From an architectural perspective, scenario A looks like this:

Scenario A architecture

Info
The following article in the Cumulocity Tech Community illustrates this scenario in more detail: Leveraging Hyperscaler Clouds for Machine Learning Inferencing on Cumulocity Data.

Scenario B: Embedded hosting using a custom microservice

In this scenario, you create and deploy a custom Cumulocity microservice which includes:

  • An “extract” of the AI/ML model created and trained in Step 1.
  • The relevant libraries for inferencing.
  • A POST request endpoint for sending input readings and returning the model scoring output. This approach provides greater control over model customization, data privacy by ensuring sensitive data remains within the platform’s environment, and offers lower latency as data processing occurs within the platform’s environment. Thus, reducing the need for external data transfers and potential network-related delays.

From an architectural perspective, scenario B looks like this:

Scenario B architecture

Info
The following article in the Cumulocity Tech Community illustrates this scenario in more detail: Performing Machine Learning Inference on Cumulocity Data using Open-Source Frameworks.

Scenario C: Embedded hosting using a generic microservice

In this scenario, you create and deploy a Cumulocity microservice which has been purposely built to work generically with specific types of model “extracts” that are hosted alongside the microservice, such as, within the Cumulocity file repository.
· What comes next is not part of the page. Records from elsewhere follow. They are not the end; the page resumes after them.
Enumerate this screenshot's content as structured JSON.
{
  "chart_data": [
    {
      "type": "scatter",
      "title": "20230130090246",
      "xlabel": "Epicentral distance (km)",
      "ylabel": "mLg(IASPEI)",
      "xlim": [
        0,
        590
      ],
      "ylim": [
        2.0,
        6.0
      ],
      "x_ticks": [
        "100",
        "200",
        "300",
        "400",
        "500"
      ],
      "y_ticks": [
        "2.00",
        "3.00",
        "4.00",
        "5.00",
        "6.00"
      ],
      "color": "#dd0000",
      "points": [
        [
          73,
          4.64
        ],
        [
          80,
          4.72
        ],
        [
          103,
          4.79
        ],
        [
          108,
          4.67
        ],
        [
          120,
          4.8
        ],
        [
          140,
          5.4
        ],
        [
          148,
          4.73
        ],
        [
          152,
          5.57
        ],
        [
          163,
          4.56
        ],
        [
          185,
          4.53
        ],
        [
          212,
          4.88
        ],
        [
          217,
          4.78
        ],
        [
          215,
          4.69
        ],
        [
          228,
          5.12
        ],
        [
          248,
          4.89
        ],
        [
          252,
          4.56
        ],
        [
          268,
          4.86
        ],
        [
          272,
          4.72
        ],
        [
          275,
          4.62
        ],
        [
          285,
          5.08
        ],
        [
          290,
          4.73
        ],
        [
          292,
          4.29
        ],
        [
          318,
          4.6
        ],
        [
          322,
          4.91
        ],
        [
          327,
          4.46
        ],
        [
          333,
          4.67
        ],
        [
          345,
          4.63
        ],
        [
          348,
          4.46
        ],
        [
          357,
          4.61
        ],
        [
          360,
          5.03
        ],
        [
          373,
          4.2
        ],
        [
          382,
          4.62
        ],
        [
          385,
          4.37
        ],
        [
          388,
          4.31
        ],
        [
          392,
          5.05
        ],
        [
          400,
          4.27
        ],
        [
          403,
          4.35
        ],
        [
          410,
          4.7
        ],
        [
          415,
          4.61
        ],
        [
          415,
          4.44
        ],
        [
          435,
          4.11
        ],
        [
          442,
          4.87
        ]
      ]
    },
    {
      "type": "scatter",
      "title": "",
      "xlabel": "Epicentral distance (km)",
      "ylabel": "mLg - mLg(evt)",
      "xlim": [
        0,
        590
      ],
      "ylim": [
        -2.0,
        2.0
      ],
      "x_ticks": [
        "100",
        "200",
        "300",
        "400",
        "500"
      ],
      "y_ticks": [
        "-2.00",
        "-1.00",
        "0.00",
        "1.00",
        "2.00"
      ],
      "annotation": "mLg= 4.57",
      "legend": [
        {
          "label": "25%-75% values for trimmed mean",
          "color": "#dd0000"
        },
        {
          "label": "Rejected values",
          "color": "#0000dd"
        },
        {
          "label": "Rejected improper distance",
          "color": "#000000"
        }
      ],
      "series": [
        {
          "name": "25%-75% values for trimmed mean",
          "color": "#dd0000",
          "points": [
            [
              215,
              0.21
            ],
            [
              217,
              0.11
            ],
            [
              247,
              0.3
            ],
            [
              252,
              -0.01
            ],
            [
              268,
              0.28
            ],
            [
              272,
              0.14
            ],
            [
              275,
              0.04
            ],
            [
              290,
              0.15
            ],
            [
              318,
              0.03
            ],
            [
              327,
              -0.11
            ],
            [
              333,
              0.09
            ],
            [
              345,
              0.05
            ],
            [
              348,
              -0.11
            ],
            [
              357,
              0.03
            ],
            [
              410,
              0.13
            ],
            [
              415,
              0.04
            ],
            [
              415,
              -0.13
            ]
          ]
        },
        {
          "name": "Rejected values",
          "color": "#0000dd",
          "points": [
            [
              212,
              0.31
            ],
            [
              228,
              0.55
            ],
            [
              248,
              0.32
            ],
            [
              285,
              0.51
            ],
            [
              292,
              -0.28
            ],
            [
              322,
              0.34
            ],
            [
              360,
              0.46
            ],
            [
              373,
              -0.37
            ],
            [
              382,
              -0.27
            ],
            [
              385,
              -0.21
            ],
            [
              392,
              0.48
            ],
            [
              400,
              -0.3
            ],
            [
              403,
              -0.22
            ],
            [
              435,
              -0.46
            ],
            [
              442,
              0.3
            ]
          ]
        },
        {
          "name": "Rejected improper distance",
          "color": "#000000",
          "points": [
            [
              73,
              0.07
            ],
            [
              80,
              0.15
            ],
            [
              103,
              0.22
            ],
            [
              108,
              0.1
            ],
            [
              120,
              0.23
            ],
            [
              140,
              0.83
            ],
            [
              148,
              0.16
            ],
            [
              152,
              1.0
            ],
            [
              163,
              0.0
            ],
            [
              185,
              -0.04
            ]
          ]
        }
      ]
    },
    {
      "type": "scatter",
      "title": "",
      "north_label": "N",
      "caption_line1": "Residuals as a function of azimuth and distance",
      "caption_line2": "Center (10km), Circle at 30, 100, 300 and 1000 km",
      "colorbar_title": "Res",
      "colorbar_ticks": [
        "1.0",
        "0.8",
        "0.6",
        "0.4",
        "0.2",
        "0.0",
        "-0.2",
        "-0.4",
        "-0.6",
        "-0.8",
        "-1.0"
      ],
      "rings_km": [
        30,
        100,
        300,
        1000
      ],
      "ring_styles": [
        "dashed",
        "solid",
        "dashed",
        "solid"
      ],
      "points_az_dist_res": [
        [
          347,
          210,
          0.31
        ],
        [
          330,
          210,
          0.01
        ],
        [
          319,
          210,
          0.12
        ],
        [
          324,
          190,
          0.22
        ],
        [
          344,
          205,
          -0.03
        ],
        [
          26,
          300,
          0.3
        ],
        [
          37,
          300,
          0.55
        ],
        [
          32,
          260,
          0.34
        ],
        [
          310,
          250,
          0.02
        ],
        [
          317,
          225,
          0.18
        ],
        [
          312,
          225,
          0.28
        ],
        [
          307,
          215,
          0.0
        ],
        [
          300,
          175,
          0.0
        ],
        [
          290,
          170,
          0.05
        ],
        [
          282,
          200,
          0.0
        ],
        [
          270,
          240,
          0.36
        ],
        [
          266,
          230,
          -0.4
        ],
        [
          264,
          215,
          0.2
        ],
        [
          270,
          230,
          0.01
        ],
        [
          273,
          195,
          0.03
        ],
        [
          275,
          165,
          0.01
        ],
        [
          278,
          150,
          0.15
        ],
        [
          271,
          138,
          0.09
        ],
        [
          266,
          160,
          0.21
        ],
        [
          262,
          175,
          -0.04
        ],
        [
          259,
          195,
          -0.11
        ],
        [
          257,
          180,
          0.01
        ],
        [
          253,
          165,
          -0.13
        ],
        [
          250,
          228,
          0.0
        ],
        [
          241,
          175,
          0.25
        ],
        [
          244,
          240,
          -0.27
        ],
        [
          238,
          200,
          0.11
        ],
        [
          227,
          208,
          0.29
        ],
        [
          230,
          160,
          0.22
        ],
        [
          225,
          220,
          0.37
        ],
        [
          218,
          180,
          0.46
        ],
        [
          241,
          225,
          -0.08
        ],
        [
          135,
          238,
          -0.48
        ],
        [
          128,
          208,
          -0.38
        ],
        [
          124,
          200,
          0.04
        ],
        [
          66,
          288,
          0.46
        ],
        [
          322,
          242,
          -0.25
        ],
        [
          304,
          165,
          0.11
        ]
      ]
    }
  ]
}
Like scenario B, this microservice includes a POST request endpoint for sending input readings, this time complemented with the reference to the model of choice, and returning the model scoring output.

From an architectural perspective, scenario C looks like this:

Scenario C architecture

Info
A Cumulocity Tech Community article to illustrate this scenario is currently under construction.

Step 3 - Set up a model inferencing workflow

Once the AI/ML model is deployed, you need to set up a workflow to:

  • Process the incoming data.
  • Pass it to the deployed AI/ML model.
  • Receive the model output.
  • Process the model output to make decisions/create events, alarms, and so on.

To orchestrate the model execution, this workflow can be set up by leveraging the Streaming Analytics tooling, either Analytics Builder or EPL apps. More information on the specific tooling can be found in Streaming Analytics.

Info
In the Cumulocity Tech Community article for scenario B, a detailed description on how to create this can be found: How to create an ML Inference workflow using Streaming Analytics.